The New Encyclopedia of Southern Culture
Author: M. Thomas Inge
Publisher: UNC Press Books
ISBN: 1469616645
Category : Reference
Languages : en
Pages : 534
Book Description
Offering a comprehensive view of the South's literary landscape, past and present, this volume of The New Encyclopedia of Southern Culture celebrates the region's ever-flourishing literary culture and recognizes the ongoing evolution of the southern literary canon. As new writers draw upon and reshape previous traditions, southern literature has broadened and deepened its connections not just to the American literary mainstream but also to world literatures--a development thoughtfully explored in the essays here. Greatly expanding the content of the literature section in the original Encyclopedia, this volume includes 31 thematic essays addressing major genres of literature; theoretical categories, such as regionalism, the southern gothic, and agrarianism; and themes in southern writing, such as food, religion, and sexuality.

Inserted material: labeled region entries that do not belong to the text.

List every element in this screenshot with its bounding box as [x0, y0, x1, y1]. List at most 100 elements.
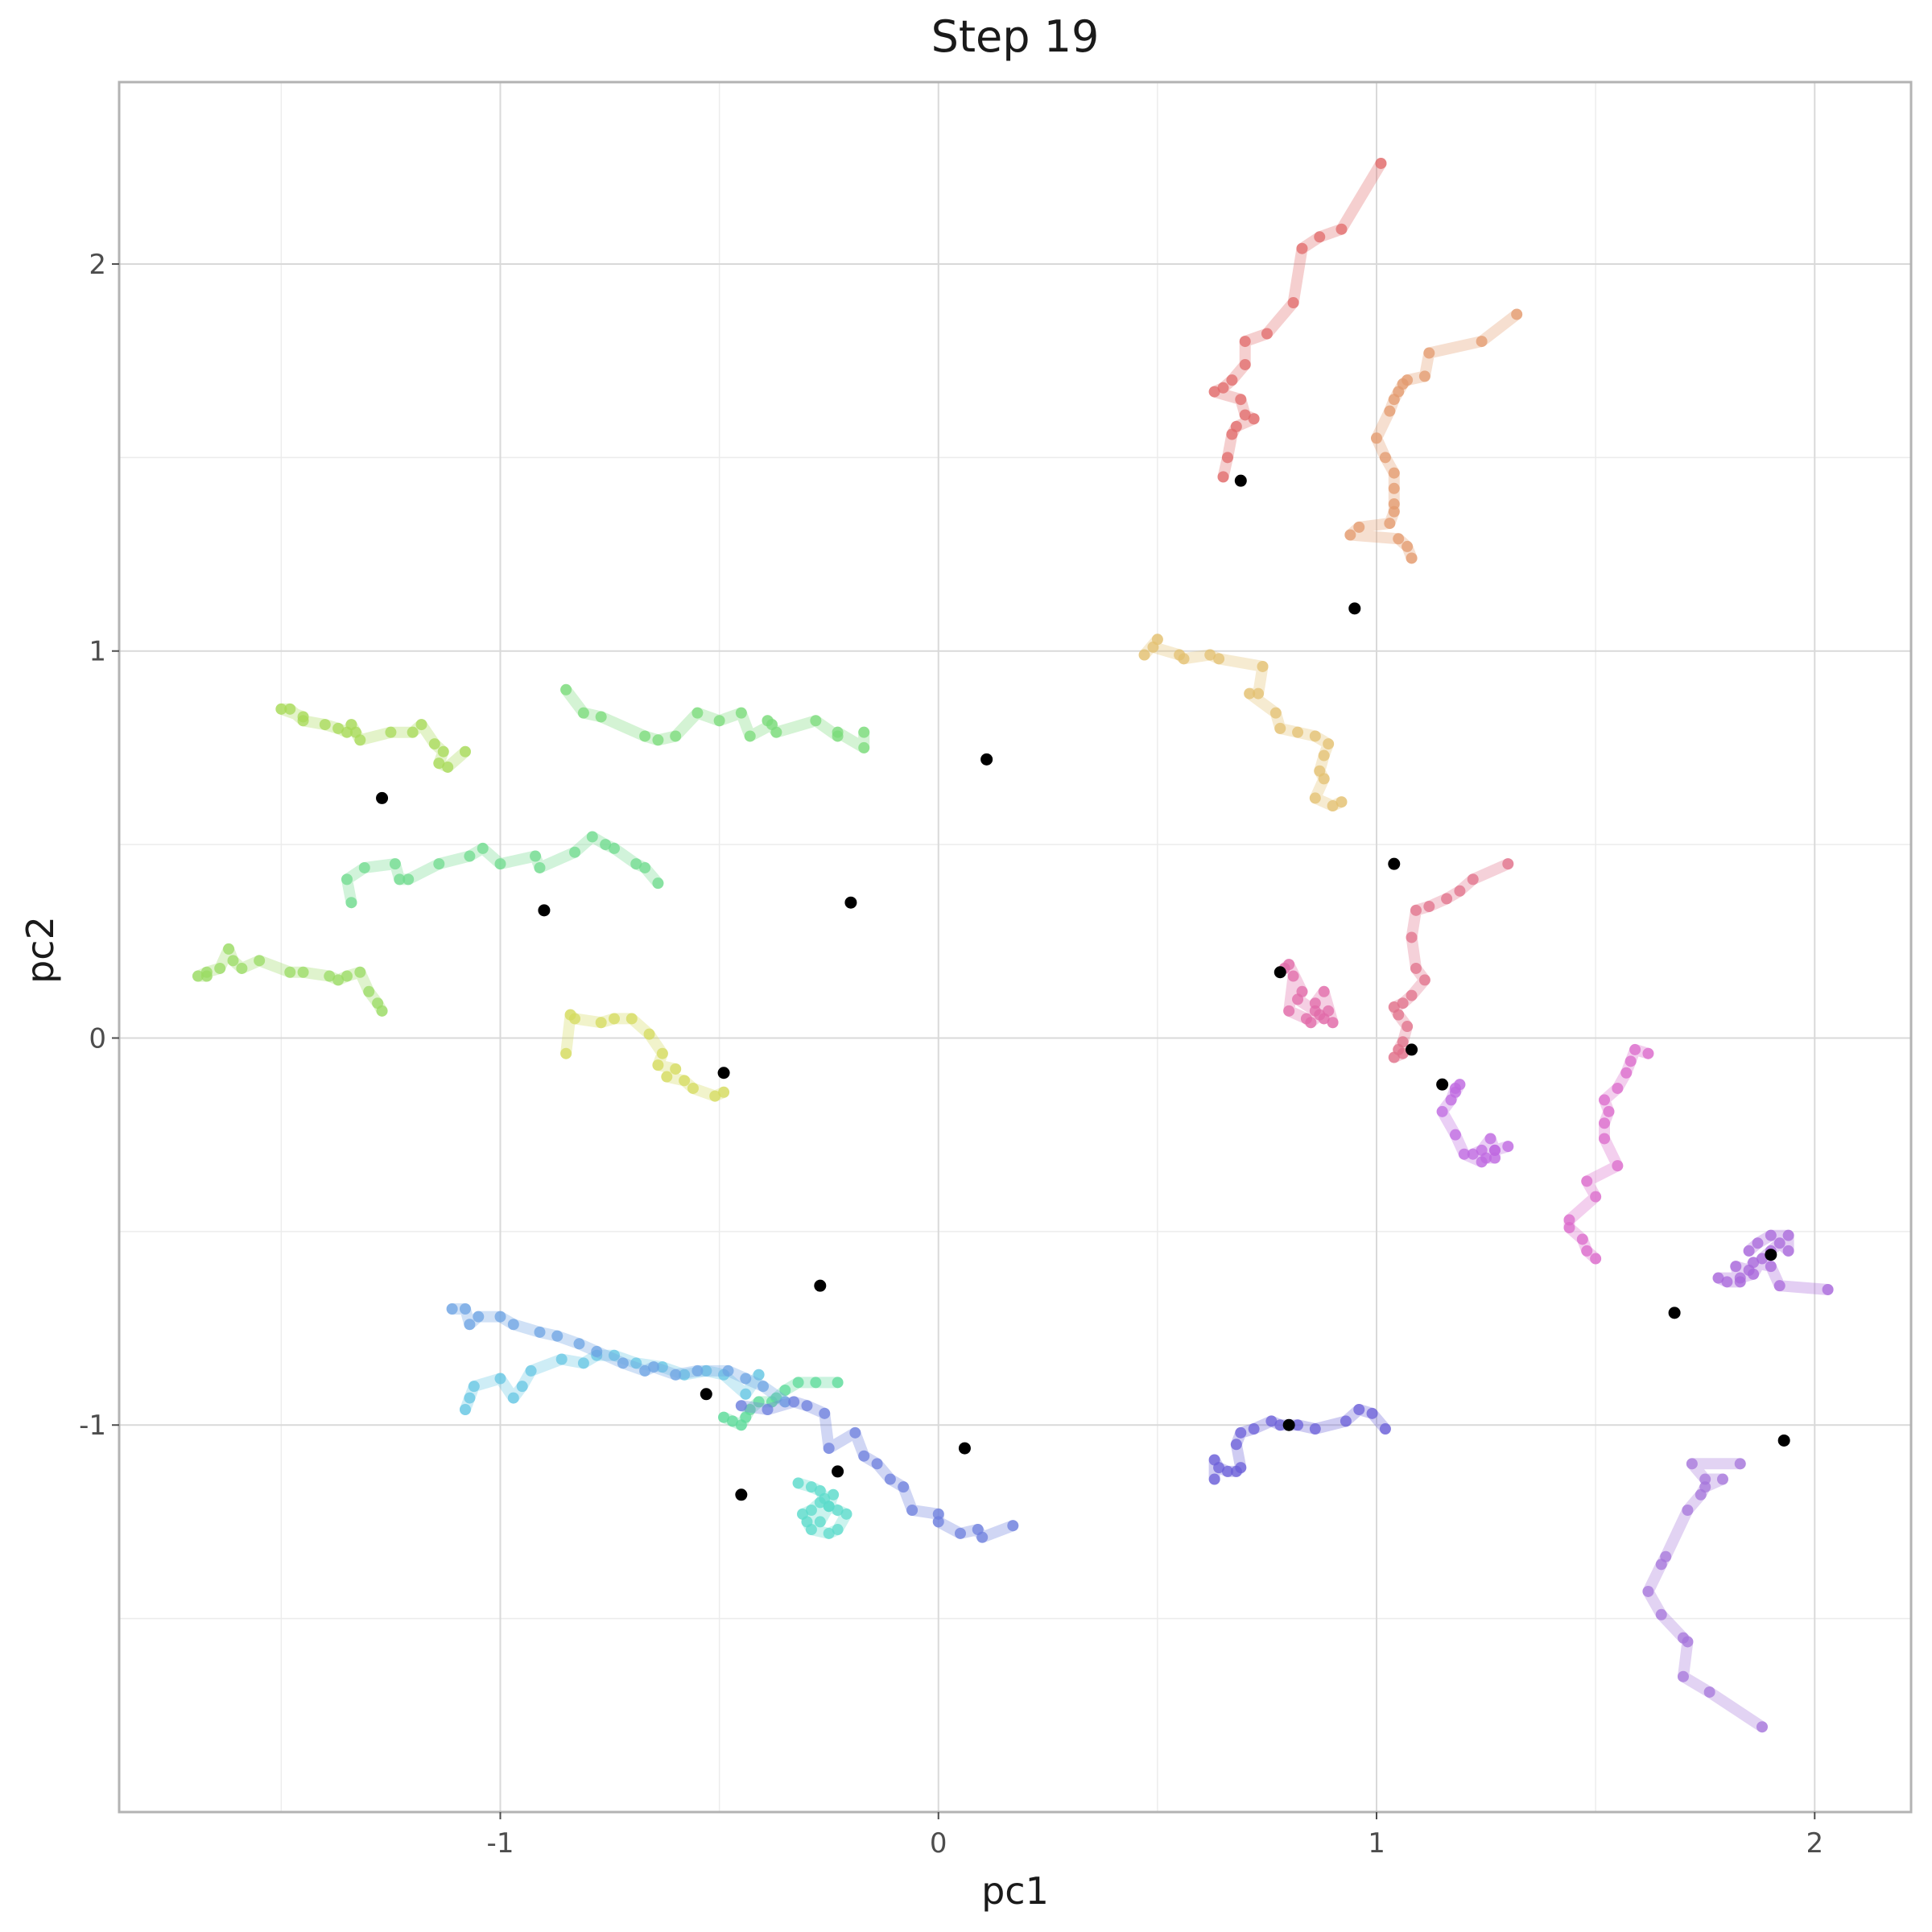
data-point: [1642, 1047, 1654, 1059]
data-point: [1484, 1133, 1496, 1145]
data-point: [1007, 1520, 1019, 1532]
data-point: [1590, 1191, 1602, 1203]
data-point: [814, 1516, 826, 1528]
data-point: [507, 1392, 519, 1404]
data-point: [1226, 374, 1238, 386]
series-trajectory: [735, 1396, 1019, 1543]
series-trajectory: [792, 1477, 852, 1539]
data-point: [1782, 1245, 1794, 1257]
data-point: [477, 842, 489, 854]
data-point: [1476, 336, 1488, 348]
data-point: [1449, 1129, 1461, 1141]
data-point: [564, 1009, 576, 1021]
data-point: [1612, 1082, 1624, 1094]
data-point: [1406, 552, 1418, 564]
data-point: [1393, 1009, 1405, 1021]
data-point: [753, 1368, 765, 1381]
data-point: [372, 997, 384, 1009]
data-point: [560, 683, 572, 696]
data-point: [609, 842, 621, 854]
data-point: [534, 1326, 546, 1338]
data-point: [718, 1086, 730, 1098]
data-point: [223, 943, 235, 955]
data-point: [341, 970, 353, 982]
data-point: [1309, 730, 1321, 742]
data-point: [1773, 1280, 1785, 1292]
data-point: [832, 730, 844, 742]
y-tick-label: 0: [89, 1022, 106, 1055]
data-point: [1309, 792, 1321, 804]
data-point: [858, 726, 870, 738]
centroid-point: [814, 1279, 827, 1292]
data-point: [1230, 1439, 1242, 1451]
data-point: [858, 1450, 870, 1462]
data-point: [932, 1516, 944, 1528]
data-point: [516, 1381, 528, 1393]
data-point: [1441, 893, 1453, 905]
data-point: [394, 873, 406, 886]
data-point: [1138, 649, 1150, 661]
centroid-point: [844, 896, 857, 909]
data-point: [433, 758, 445, 770]
data-point: [1300, 1013, 1312, 1025]
data-point: [1269, 707, 1282, 719]
grid: [119, 82, 1911, 1812]
x-tick-label: 0: [930, 1827, 947, 1860]
data-point: [254, 955, 266, 967]
data-point: [779, 1396, 791, 1408]
data-point: [691, 707, 704, 719]
centroid-point: [1348, 602, 1361, 615]
data-point: [1283, 1005, 1295, 1017]
data-point: [1734, 1458, 1746, 1470]
data-point: [577, 1357, 589, 1369]
data-point: [284, 966, 296, 978]
data-point: [1449, 1086, 1461, 1098]
data-point: [1208, 1454, 1220, 1466]
series-trajectory: [459, 1349, 765, 1416]
series-trajectory: [1388, 858, 1514, 1063]
data-point: [766, 719, 778, 731]
data-point: [740, 1373, 752, 1385]
data-point: [1410, 904, 1422, 916]
data-point: [1418, 974, 1430, 986]
data-point: [1782, 1229, 1794, 1241]
data-point: [1388, 506, 1400, 518]
data-point: [358, 861, 370, 873]
data-point: [1344, 529, 1356, 541]
data-point: [1502, 1141, 1514, 1153]
data-point: [832, 1377, 844, 1389]
data-point: [1340, 1415, 1352, 1427]
data-point: [1699, 1473, 1711, 1485]
series-path: [1642, 1458, 1768, 1733]
data-point: [1743, 1245, 1755, 1257]
data-point: [643, 1028, 655, 1040]
series-trajectory: [1344, 308, 1523, 564]
data-point: [1624, 1055, 1637, 1067]
series-layer: [192, 157, 1834, 1733]
centroid-point: [1765, 1249, 1777, 1261]
data-point: [1388, 467, 1400, 479]
data-point: [1454, 885, 1466, 897]
series-path: [735, 1396, 1019, 1543]
series-trajectory: [1642, 1458, 1768, 1733]
data-point: [1599, 1117, 1611, 1129]
data-point: [473, 1311, 485, 1323]
data-point: [1384, 518, 1396, 530]
data-point: [1563, 1214, 1575, 1226]
data-point: [1590, 1253, 1602, 1265]
centroid-point: [700, 1388, 712, 1401]
data-point: [591, 1345, 603, 1357]
data-point: [1335, 796, 1348, 808]
data-point: [1423, 901, 1435, 913]
data-point: [284, 703, 296, 715]
data-point: [586, 831, 598, 843]
data-point: [389, 858, 401, 870]
data-point: [670, 1063, 682, 1075]
data-point: [1147, 641, 1159, 653]
data-point: [1402, 1021, 1414, 1033]
data-point: [1379, 1423, 1391, 1435]
data-point: [639, 730, 651, 742]
data-point: [814, 1496, 826, 1509]
data-point: [560, 1047, 572, 1059]
data-point: [1699, 1481, 1711, 1493]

Most striking is the fivefold increase in the number of biographical entries, which introduce southern novelists, playwrights, poets, and critics. Special attention is given to contemporary writers and other individuals who have not been widely covered in previous scholarship.

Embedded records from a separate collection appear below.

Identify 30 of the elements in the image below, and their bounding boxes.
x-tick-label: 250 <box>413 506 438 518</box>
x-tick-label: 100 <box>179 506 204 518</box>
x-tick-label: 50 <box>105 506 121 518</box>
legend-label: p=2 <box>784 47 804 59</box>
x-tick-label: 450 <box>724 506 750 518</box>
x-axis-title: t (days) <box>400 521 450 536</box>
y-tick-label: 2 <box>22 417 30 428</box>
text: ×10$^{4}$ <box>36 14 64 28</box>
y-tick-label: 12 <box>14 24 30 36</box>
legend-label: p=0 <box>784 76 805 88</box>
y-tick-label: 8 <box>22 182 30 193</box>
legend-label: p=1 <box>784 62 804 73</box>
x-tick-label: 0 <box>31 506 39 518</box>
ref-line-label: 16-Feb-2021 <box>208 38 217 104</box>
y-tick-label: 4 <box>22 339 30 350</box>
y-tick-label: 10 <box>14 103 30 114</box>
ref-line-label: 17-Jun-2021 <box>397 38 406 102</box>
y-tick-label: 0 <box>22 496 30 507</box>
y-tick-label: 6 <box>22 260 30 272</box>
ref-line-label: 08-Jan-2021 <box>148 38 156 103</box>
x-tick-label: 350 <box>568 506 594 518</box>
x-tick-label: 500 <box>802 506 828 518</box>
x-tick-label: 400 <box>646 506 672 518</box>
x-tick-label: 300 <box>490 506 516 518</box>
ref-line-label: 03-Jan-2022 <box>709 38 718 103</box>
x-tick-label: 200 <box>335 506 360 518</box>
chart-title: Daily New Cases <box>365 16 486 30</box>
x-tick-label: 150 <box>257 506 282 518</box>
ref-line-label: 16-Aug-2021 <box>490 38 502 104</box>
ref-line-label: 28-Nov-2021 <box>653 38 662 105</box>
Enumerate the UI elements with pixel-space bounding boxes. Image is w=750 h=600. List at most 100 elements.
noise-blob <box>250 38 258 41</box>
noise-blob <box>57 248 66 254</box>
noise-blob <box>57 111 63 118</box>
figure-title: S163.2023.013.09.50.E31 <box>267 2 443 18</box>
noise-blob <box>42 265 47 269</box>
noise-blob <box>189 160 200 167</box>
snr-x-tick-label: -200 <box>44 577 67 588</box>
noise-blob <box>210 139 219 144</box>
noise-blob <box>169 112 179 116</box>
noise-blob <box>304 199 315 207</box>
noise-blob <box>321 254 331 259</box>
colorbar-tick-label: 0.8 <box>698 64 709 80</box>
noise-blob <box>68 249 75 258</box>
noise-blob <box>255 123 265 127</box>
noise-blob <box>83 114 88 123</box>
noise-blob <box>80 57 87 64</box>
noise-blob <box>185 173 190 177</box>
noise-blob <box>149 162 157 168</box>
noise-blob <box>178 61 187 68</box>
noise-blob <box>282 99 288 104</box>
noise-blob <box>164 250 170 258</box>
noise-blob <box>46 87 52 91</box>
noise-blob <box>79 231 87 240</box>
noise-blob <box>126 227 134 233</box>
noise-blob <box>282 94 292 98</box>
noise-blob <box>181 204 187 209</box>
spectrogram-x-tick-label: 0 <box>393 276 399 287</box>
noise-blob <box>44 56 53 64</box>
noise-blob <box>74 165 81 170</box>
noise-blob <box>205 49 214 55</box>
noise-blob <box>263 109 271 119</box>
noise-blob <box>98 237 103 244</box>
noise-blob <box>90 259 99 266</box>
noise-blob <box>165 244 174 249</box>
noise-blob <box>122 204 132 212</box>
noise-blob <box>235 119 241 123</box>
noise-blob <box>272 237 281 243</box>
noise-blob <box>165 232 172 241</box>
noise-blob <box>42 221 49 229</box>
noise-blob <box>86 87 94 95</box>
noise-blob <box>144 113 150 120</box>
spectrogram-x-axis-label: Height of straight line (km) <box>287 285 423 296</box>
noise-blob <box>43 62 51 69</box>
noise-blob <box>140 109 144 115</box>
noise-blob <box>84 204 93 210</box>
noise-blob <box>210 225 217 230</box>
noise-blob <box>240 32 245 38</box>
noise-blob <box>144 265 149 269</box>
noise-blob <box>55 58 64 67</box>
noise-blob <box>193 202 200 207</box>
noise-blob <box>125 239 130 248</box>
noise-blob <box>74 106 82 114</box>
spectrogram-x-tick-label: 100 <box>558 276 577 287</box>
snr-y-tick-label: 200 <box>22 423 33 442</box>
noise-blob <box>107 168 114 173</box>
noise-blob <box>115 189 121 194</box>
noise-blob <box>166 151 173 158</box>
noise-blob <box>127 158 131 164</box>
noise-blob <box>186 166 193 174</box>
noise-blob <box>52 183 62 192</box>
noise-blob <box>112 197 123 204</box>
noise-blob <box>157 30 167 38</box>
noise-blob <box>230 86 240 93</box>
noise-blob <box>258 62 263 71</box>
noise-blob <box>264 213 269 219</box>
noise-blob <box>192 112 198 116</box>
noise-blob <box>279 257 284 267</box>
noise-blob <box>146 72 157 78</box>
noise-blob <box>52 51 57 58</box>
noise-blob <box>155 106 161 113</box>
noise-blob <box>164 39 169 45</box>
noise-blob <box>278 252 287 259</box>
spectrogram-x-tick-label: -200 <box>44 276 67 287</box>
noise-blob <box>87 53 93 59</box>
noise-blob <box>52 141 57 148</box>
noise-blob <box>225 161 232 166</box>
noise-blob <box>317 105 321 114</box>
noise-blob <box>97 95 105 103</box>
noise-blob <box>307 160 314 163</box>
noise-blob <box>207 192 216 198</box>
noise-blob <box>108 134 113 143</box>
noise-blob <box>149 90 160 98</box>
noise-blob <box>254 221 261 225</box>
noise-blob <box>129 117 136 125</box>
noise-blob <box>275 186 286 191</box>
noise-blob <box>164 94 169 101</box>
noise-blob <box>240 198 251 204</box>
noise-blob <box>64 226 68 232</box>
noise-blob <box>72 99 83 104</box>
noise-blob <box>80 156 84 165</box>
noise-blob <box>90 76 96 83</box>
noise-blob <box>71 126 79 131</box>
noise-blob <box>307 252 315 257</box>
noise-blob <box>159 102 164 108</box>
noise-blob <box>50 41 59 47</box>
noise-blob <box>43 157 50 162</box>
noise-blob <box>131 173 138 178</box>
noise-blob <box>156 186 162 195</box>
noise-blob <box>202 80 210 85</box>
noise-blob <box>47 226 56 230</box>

Publisher: UNC Press Books
ISBN: 1469616645
Category : Reference
Languages : en
Pages : 534
Book Description
Offering a comprehensive view of the South's literary landscape, past and present, this volume of The New Encyclopedia of Southern Culture celebrates the region's ever-flourishing literary culture and recognizes the ongoing evolution of the southern literary canon. As new writers draw upon and reshape previous traditions, southern literature has broadened and deepened its connections not just to the American literary mainstream but also to world literatures--a development thoughtfully explored in the essays here. Greatly expanding the content of the literature section in the original Encyclopedia, this volume includes 31 thematic essays addressing major genres of literature; theoretical categories, such as regionalism, the southern gothic, and agrarianism; and themes in southern writing, such as food, religion, and sexuality. Most striking is the fivefold increase in the number of biographical entries, which introduce southern novelists, playwrights, poets, and critics. Special attention is given to contemporary writers and other individuals who have not been widely covered in previous scholarship.